Closed Waffled-II closed 4 years ago
AI doesn't "pick things out", it imagines what it thinks it should sound like.
The artifacts you hear is essentially the results of the AI imagining what it should sound like based on it's training.
The way I think it works is the neural network is a correlation machine. It correlates all different frequencies with each other, so when a combination of frequencies and their amplitude at a specific moment in time are present, it imagines that paino should sound like "this" and vocals should sound like "that".

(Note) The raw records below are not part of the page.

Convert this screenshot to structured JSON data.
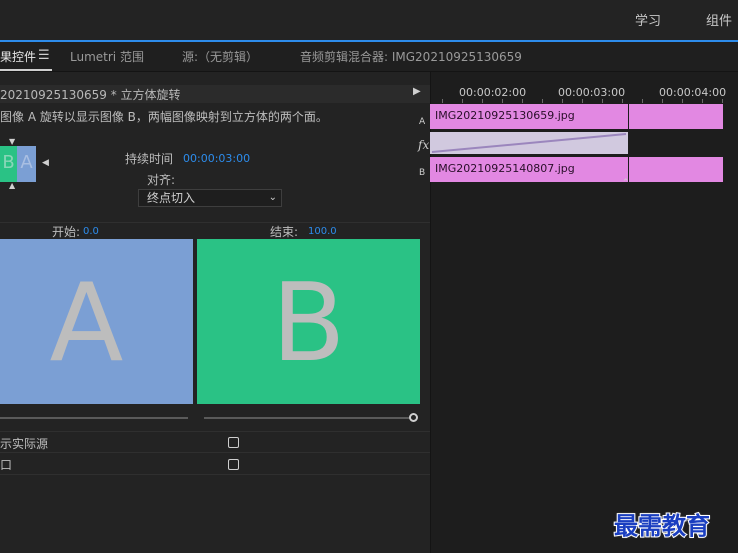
{
  "topbar": {
    "workspaces": [
      "学习",
      "组件"
    ]
  },
  "tabs": [
    {
      "label": "果控件",
      "active": true
    },
    {
      "label": "Lumetri 范围",
      "active": false
    },
    {
      "label": "源:（无剪辑）",
      "active": false
    },
    {
      "label": "音频剪辑混合器: IMG20210925130659",
      "active": false
    }
  ],
  "tab_menu_icon": "hamburger-menu-icon",
  "effect_controls": {
    "clip_header": "20210925130659 * 立方体旋转",
    "description": "图像 A 旋转以显示图像 B，两幅图像映射到立方体的两个面。",
    "thumb_letter_b": "B",
    "thumb_letter_a": "A",
    "duration_label": "持续时间",
    "duration_value": "00:00:03:00",
    "alignment_label": "对齐:",
    "alignment_value": "终点切入",
    "start_label": "开始:",
    "start_value": "0.0",
    "end_label": "结束:",
    "end_value": "100.0",
    "preview_a_letter": "A",
    "preview_b_letter": "B",
    "show_actual_sources_label": "示实际源",
    "reverse_label": "口",
    "colors": {
      "a": "#7b9fd4",
      "b": "#2ac285"
    }
  },
  "timeline": {
    "ruler_labels": [
      "00:00:02:00",
      "00:00:03:00",
      "00:00:04:00"
    ],
    "track_a_label": "A",
    "track_b_label": "B",
    "fx_label": "fx",
    "clip_a_name": "IMG20210925130659.jpg",
    "clip_b_name": "IMG20210925140807.jpg",
    "clip_color": "#e288e2"
  },
  "watermark": "最需教育"
}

I'm still new to ML but that's my impression of it.
Hi @Waffled-II
Separation is never perfect and what you are referring to is called separation artefacts
and is indeed a byproduct of spleeter.
When Spleeter separates stuff, sometimes areas can sound muddy or like something's "missing", even compared to an original instrumental version of the song, something just seems off, is this due to Spleeter not being able to pick things out and leaving artifacts, or is this just how sound works, like certain frequencies get cut out and no matter how good neural networks get, there will always be a "dirty" sound to them if that makes sense.
Like the piano stem for example, sometimes it sounds really warped when it's isolated (and normally the rest of the song would have a lot of other instruments playing as well), would this be a thing that could eventually sound good, clear, and consistent with improvements to spleeter or is this something that will never be fixable.